The 20th-century Russian poet Eduard Bagritskii's life was a relatively short one, says Asst. Prof. Maxim D. Shrayer (Slavic and Eastern Languages). But his experiences as a Jewish artist in a repressive, anti-Semitic society offer lessons that go beyond the realm of literature.

Shrayer discusses these issues in his recent book, Russian Poet/Soviet Jew: The Legacy of Eduard Bagritskii, using an historical context to augment his biographical and literary assessment of the poet. Shrayer's book also includes the first English translations of his major writings.

The life and work of Bagritskii (1895-1934), Shrayer says, offer classic themes such as the riddle of assimilation and self-identity, and the allure - and inevitable disappointment - of utopian society.

"He is very typical of that generation of Jewish artists who entered the mainstream of non-Jewish society and culture," said Shrayer. "He is also a perfect case study of the limits of assimilation - something which has broad meaning for the United States of America, a nation of immigrants.

"His life raises many questions: Is assimilation truly possible? Who determines the degree to which someone is assimilated? And when we can say this truly happens?"

A native of Odessa, Bagritskii enthusiastically embraced Bolshevism, participating in the February 1917 Revolution and the Russian Civil War. As Shrayer explains, Bagritskii believed that the liberated Jews of the Russian Empire would enjoy harmony with their fellow Soviet citizens, and no longer be victimized by ethnic strife.

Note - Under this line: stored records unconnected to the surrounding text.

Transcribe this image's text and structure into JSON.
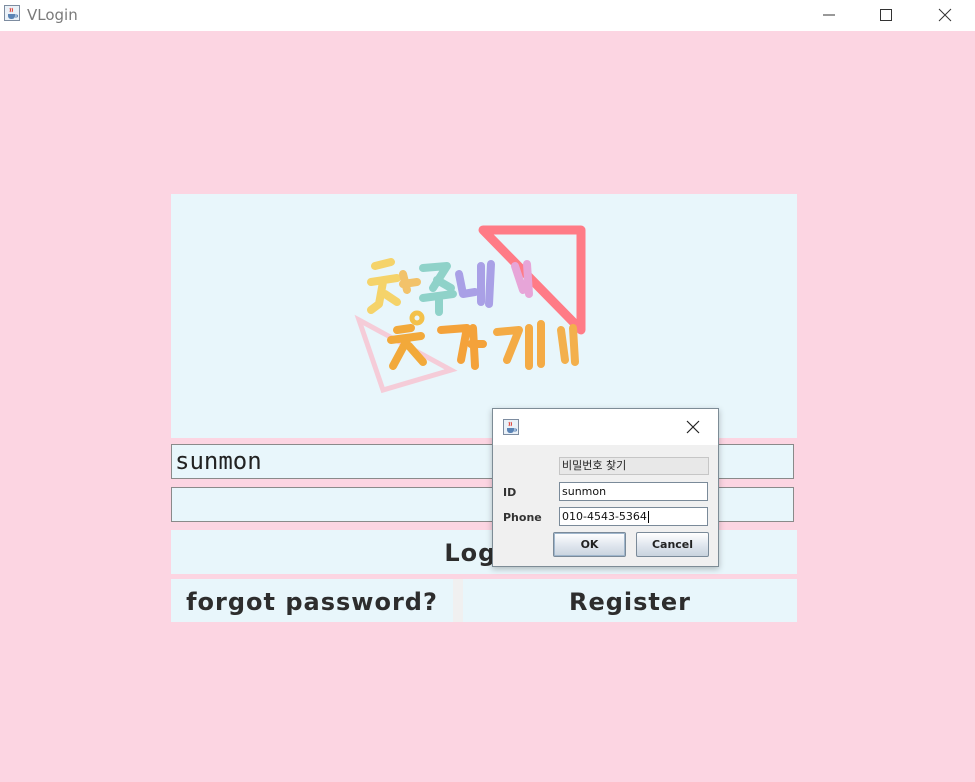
{
  "window": {
    "title": "VLogin",
    "icon": "java-cup-icon"
  },
  "login": {
    "username_value": "sunmon",
    "password_value": "",
    "login_label": "Login",
    "forgot_label": "forgot password?",
    "register_label": "Register"
  },
  "dialog": {
    "heading": "비밀번호 찾기",
    "id_label": "ID",
    "id_value": "sunmon",
    "phone_label": "Phone",
    "phone_value": "010-4543-5364",
    "ok_label": "OK",
    "cancel_label": "Cancel"
  },
  "colors": {
    "background": "#fcd5e2",
    "panel": "#e8f6fb"
  }
}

But Bagritskii was disillusioned by the wave of anti-Semitism that swept Soviet society in the late 1920s, Shrayer said. He realized that Soviet ideology not only demanded that Jews shed their cultural, historical, and religious identity but also encouraged them to engage in a Soviet brand of Jewish self-hatred.
Asst. Prof. Maxim D. Shrayer (Slavic and Eastern Languages)

Bagritskii's later years were marked by a critical examination of his own Jewish identity, Shrayer said. Having previously rejected his Jewish self, he returned to a biblical notion of Jewish selfhood. Bagritskii's last testament, the narrative poem "February," is a controversial story of a Jewish youth's rejection by and subsequent triumph over an ethnic Russian girl from the upper class.

"His experience represents one of the key, and most painful questions in Jewish 20th-century history: Why did Jews become involved in movements, like the Russian Revolution, that ran counter to their whole nature as Jews?" Shrayer said. "As the Soviet Union fades further into history, we are only just beginning to gain a perspective."

Shrayer will revisit these themes in an Oct. 19 lecture that will accompany the forthcoming McMullen Museum of Art exhibition on the Russian advant-garde.

Many of the artists featured in the exhibition are Jewish, he points out, and dealt with many of the same questions as Bagritskii.

"They had a dual identity they were always trying to negotiate," Shrayer said. "As in Bagritskii's works, the implications of what's in their art go well beyond the actual artwork itself."

Shrayer's lecture, titled "Jewish Identity, the Soviet Avant-Garde and the Limits of Assimilation," will take place Oct. 19 at 7:30 p.m. in Devlin 101.